As one of the few companies which has managed to attract local investment DeMargheriti says venture capital is not necessarily the kind of money the sector should be looking at courting.

-Venture capitalists are looking for a really high rate of return, and they are not necessarily in for the long haul of developing a company," DeMargheriti says. -We are now looking at creating our own venture capital in the form of a development fund, we've raised about eight million so far and are looking at funnelling it into the development space."

On the flip side of the development funds coin comes the risk associated with an industry largely dependent on the whims of the hardware developers. Evolution's Green points out that work put in to developing the drivers for new hardware platforms can be lost almost overnight when console vendors announce new release dates.

-As soon as the PlayStation 2 was announced no one wanted to know about PlayStation games anymore, and now that there are greater pricing pressures that side of the industry is changing more rapidly," Green says.

Like much of the IT industry games developers also have to contend with the difficulties associated with finding and keeping good staff. Green says it is common to loose animators to film studios, where the financial rewards are often greater. However, the ebb and flow of programmers is slowed by the different requirements in each sector.
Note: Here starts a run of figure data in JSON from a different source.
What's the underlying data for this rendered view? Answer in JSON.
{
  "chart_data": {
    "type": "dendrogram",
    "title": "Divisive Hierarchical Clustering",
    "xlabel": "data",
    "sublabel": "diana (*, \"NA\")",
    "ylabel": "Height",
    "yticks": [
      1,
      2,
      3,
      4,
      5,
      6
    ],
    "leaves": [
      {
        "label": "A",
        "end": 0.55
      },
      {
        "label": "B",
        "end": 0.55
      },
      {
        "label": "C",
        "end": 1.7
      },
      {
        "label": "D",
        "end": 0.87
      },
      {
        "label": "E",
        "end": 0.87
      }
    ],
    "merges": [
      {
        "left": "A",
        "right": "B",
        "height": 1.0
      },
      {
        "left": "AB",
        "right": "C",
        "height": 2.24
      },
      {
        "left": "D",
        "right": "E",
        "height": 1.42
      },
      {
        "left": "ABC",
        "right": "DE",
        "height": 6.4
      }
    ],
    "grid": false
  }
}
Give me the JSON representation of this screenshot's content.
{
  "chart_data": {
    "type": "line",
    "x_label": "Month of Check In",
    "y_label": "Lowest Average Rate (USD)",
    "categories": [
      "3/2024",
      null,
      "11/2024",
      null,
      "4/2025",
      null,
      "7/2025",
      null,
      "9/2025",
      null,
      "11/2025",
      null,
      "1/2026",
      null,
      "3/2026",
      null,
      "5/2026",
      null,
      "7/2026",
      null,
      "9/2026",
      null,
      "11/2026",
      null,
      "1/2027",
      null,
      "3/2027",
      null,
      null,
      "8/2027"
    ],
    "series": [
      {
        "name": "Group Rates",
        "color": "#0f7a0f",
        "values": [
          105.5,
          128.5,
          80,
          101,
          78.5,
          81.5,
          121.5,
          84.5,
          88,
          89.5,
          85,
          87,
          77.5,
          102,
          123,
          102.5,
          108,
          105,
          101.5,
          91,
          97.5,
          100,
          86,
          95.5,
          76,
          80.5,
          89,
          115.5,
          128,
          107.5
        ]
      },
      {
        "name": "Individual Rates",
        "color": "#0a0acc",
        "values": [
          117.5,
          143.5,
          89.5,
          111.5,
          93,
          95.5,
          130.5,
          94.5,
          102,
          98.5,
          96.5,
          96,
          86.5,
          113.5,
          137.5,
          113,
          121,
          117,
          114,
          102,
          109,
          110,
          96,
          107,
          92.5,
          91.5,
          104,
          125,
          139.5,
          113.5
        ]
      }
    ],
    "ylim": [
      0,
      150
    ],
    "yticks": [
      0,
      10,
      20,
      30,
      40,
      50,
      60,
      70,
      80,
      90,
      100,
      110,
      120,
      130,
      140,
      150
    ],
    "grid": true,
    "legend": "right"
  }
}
-It takes a good six months for a traditional business software programmer to get used to this environment," Green said. -There are a lot more restrictions on things like memory that they are not used to working with."

And while games software developers may face an uphill battle in this country when it comes to convincing investors of the industry's merits SSG's Whiley has been around for long enough to know which tail is really wagging the dog.

-The business side of things is always going to be hard, like any industry we should be looking at developing lasting product and brand recognition so as to minimise the risk to the publishers," Whiley says. -But games have always been at the forefront of development, whether or not it is recognised by the rest of the industry."

He points to the way in which games have influenced the development of the PC, attributing sound cards, CD ROMs, 3D graphics chips, and even increased RAM capacity to the thirst for an ever more thrilling game experience.

-At least half of the hardware innovations that have gone into the PC were derived from improvements in games technology," Whiley said. -Because as soon as anyone got their hands on the first IBM PC they wanted to play games on it, the very fact that CPUs are as powerful as they are today is the result of games."